Sooner or later, many good ideas come to an end, or well-intended bad ideas run their course. This is simply the natural order of things, which we can observe in the natural world all around us.
However, when a business partnership ends, it is important to properly dissolve it in the legal sense, to avoid unnecessary complications. For many partners, dissolving a business is similar to a divorce, because it is legally simple to get into both marriages and partnerships, and much more complicated to get out of them.
If you and your partner are at the point where you must part ways, at least as business partners, then you must do everything in your power to make sure that the whole process is thorough and well thought out.
This may be much different than the way you got into the partnership, especially if it began as a dream in a garage rather than planned and plotted by a team of attorneys.

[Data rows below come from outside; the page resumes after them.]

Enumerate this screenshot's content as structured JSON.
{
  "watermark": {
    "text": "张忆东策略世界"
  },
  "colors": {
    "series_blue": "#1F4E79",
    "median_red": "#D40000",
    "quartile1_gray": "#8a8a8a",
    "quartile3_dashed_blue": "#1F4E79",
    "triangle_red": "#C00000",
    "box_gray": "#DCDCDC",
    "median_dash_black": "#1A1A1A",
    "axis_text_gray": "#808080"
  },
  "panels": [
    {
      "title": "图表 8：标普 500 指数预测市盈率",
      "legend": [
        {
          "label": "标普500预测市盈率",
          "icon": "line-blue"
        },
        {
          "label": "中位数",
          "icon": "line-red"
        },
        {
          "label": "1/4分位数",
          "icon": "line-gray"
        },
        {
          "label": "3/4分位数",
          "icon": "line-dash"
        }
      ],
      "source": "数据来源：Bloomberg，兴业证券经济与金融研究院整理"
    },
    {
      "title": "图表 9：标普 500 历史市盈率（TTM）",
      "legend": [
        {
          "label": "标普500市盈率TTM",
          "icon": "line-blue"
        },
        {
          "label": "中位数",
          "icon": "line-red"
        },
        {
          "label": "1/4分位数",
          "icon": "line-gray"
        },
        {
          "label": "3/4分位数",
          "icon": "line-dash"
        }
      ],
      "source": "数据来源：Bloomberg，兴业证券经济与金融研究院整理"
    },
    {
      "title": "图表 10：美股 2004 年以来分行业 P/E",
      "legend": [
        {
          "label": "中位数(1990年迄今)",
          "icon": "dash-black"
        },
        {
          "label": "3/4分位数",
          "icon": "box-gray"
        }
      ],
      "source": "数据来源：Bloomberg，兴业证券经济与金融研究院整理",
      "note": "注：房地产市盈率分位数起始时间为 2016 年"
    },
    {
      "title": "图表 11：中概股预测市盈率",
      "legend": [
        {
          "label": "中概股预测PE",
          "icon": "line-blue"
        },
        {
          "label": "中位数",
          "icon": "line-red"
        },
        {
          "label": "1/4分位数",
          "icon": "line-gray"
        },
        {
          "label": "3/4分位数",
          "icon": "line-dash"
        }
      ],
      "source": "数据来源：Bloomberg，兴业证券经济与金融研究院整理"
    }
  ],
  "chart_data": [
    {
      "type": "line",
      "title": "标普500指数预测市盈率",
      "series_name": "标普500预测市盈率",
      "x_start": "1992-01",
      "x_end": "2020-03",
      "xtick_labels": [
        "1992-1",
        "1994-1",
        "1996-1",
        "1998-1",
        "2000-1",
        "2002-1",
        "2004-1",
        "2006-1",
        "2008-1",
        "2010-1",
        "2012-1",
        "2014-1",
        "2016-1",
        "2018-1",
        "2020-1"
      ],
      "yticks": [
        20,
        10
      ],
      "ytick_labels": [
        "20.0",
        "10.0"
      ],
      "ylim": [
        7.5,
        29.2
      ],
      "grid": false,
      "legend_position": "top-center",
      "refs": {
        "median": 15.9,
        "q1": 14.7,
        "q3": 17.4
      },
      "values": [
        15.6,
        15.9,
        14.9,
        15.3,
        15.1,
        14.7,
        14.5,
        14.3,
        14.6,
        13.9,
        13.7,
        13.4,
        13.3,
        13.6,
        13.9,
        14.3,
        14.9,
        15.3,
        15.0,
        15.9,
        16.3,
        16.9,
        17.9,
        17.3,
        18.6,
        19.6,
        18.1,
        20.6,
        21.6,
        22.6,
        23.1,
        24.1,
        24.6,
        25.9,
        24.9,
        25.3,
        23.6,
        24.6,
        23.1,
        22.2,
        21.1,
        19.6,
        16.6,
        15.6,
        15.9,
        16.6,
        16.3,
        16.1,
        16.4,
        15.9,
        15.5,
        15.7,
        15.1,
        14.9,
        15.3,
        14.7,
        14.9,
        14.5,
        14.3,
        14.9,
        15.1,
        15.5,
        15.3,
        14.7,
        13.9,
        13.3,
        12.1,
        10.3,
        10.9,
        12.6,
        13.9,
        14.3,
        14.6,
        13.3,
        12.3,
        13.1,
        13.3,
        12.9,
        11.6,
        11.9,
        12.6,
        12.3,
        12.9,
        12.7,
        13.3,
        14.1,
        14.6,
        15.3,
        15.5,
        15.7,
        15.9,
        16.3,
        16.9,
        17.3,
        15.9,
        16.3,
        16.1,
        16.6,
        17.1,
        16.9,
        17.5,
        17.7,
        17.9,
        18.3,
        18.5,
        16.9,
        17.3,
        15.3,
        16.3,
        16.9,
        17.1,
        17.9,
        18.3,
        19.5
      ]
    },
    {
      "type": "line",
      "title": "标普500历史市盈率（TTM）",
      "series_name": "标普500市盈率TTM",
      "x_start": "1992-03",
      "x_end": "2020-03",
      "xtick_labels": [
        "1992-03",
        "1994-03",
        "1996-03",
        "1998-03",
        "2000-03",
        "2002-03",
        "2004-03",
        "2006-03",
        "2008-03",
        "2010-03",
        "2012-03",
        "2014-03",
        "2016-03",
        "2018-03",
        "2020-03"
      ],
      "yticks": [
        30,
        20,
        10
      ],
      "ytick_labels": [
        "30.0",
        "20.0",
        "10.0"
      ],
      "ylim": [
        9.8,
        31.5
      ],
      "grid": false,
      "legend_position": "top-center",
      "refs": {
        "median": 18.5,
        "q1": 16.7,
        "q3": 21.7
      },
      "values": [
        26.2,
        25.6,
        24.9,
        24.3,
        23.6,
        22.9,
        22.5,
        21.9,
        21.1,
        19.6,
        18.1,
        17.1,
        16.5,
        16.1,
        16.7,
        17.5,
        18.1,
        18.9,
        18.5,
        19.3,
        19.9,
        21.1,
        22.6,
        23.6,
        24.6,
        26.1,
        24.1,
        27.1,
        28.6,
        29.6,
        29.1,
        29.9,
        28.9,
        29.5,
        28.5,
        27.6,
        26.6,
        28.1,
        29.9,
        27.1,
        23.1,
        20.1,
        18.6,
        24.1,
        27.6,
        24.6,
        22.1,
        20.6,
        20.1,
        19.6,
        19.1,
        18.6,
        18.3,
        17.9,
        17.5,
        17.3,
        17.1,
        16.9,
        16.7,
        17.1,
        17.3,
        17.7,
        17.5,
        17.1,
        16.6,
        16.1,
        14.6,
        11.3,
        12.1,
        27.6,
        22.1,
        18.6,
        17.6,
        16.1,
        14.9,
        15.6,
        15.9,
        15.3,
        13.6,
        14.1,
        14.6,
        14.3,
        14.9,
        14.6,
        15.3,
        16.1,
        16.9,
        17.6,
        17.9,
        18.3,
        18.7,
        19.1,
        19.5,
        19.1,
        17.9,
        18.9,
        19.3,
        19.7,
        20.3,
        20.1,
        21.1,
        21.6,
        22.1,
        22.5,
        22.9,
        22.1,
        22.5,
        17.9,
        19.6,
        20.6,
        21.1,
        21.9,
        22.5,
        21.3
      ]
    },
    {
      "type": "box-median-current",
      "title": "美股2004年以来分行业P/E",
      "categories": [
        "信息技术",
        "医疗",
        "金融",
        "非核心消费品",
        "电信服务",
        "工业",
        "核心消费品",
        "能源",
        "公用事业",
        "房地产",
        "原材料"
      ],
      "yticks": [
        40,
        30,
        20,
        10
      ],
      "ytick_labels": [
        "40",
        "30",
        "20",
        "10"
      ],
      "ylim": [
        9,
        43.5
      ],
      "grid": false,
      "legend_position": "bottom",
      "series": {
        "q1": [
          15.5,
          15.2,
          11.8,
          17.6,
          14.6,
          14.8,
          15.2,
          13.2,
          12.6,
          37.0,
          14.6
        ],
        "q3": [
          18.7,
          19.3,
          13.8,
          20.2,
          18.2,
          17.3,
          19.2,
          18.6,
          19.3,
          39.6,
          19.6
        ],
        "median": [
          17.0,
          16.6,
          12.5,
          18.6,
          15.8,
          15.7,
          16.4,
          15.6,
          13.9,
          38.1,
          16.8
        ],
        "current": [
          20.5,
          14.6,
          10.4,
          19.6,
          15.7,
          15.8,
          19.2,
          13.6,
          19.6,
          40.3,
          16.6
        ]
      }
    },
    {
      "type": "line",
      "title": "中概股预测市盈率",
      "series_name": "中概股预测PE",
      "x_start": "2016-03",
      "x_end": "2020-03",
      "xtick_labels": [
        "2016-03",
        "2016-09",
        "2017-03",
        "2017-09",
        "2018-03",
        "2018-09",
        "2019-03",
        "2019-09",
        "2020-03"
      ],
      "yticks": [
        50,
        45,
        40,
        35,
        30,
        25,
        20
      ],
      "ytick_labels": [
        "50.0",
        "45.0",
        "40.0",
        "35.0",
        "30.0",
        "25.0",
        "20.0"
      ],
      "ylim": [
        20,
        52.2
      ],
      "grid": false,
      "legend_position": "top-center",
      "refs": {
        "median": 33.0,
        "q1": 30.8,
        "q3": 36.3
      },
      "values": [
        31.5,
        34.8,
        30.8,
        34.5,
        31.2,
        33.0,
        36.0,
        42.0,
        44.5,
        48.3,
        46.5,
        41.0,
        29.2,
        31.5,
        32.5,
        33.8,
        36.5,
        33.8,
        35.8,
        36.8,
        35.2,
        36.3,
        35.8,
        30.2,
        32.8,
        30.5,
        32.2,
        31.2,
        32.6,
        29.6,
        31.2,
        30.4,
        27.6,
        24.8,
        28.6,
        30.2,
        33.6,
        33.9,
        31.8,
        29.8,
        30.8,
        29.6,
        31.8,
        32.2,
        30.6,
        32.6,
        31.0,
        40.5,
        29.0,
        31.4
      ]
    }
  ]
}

A strong legal strategy for your "business divorce" will serve your interests both in the short term and in the long run, protecting your rights and priorities while you wind down the business, and ensuring that you don't remain tied to a sinking ship months or years down the road.
Understand the nature of your partnership
Before you jump into dissolving your partnership, take a thorough look at your partnership agreement. While written agreements are not always used, most partnerships draft an agreement near the beginning of the business to protect both parties and lay out what each party can expect from dissolution. Once you understand what your partnership agreement has to say about dissolution, you can plan out how to meet these requirements.
In some cases, a partnership may form without any physical partnership agreement, in which case there is no specific course of action you must take to begin dissolution other than notifying your partner. Even if this is the case, it is usually wise to discuss the matter in detail with your partner, at least once you understand your rights and how to keep them secure.
Once you satisfy any existing partnership agreement, you should file dissolution papers with the state of New Jersey (or the state where you operate the business), so that you have legal grounds to prove that the partnership is truly over. In some instances involving lingering business debts, this is a very important step.
Settle the score and move on
Unless you are very fortunate, it is likely that you have a number of loose ends to tie up for the business, vendors, clients, suppliers, contractors, and many other parties that you work with.
It is important that all of the parties that work with your company understand clearly that your partnership is over. Do not put off notifying anyone who may have a vested interest in knowing, especially if you hold an account with them. Dissolving your partnership typically does not wipe away debts, so make sure that you settle these in some way before closing the doors completely.
A strong legal strategy that addresses each side of your business's needs and obligations can help your business dissolution go smoothly and give you the tools you need to transition into the next season, with whatever it may bring.